A major portion of Flame of Love is devoted to the question of the Holy Spirit's work outside the Christian community. A basic thesis-continuous with Pinnock's earlier work A Wideness in God's Mercy (Zondervan)—is that the "Spirit is not confined to the church but is present everywhere, giving life and creating community." Pinnock appeals to John Wesley and C. S. Lewis as precursors of his own view of the universality of the Spirit's operation. He explicitly rejects universalism of salvation, calling his own view "a modest proposal" by comparison. In order to clarify his own view—misunderstood by some critics of his earlier work—he explains that the Spirit does not work salvifically through non-Christian religions as vehicles of grace. At the same time, however, he affirms with Wesley and Lewis that God's Spirit cannot be limited to speaking only within the narrow confines of Christianity, but must be allowed the freedom to speak to anyone anywhere and at any time who has "ears to hear."
While there is no doubt that Pinnock denies universalism and affirms the uniqueness and finality of Jesus Christ, it seems at times that he desperately wishes God be an equal opportunity savior. Sound theological reflection may lead him to write that "No nook or cranny [of creation] is untouched by the finger of God. His warm breath streams toward humanity with energy and life." But only wishful thinking can lead him to claim that "God is a serious lover who does not allow persons to perish without any opportunity to respond to his love."

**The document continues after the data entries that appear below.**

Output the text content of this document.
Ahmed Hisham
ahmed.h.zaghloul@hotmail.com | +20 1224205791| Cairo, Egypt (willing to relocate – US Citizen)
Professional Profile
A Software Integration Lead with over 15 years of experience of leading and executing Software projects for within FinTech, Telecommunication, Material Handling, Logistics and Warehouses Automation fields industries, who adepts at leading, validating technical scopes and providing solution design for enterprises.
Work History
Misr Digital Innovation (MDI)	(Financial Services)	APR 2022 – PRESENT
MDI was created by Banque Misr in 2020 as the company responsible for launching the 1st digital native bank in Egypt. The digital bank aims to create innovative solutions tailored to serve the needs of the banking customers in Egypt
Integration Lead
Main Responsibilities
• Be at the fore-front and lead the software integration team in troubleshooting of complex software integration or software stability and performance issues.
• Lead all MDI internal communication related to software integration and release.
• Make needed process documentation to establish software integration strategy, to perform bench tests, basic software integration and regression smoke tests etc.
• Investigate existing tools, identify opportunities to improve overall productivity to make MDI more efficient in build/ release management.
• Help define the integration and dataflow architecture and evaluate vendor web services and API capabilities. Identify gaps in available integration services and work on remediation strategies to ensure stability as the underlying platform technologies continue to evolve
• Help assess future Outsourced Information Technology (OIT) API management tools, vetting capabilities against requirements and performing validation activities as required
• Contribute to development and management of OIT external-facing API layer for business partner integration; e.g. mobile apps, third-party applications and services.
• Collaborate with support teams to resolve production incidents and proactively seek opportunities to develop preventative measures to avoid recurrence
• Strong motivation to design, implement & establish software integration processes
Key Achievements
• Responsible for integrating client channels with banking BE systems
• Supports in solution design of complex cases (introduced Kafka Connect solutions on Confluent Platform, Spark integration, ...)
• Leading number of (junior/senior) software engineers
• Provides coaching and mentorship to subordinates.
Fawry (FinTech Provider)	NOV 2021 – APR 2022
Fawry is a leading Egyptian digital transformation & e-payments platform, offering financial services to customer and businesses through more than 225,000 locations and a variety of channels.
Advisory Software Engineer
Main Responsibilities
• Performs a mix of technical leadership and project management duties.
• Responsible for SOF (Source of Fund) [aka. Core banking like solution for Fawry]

The greatest weakness of Flame of Love is flowery theological overstatement. But one gets the impression that Pinnock is attempting not to write another dry-as-dust, scholastic summary of all propositional truth, many of which already crowd the shelves of theological libraries and used-book stores. Flame of Love is one man's reflection on the dynamic presence and power of the Holy Spirit and is at least less wild than the Spirit himself.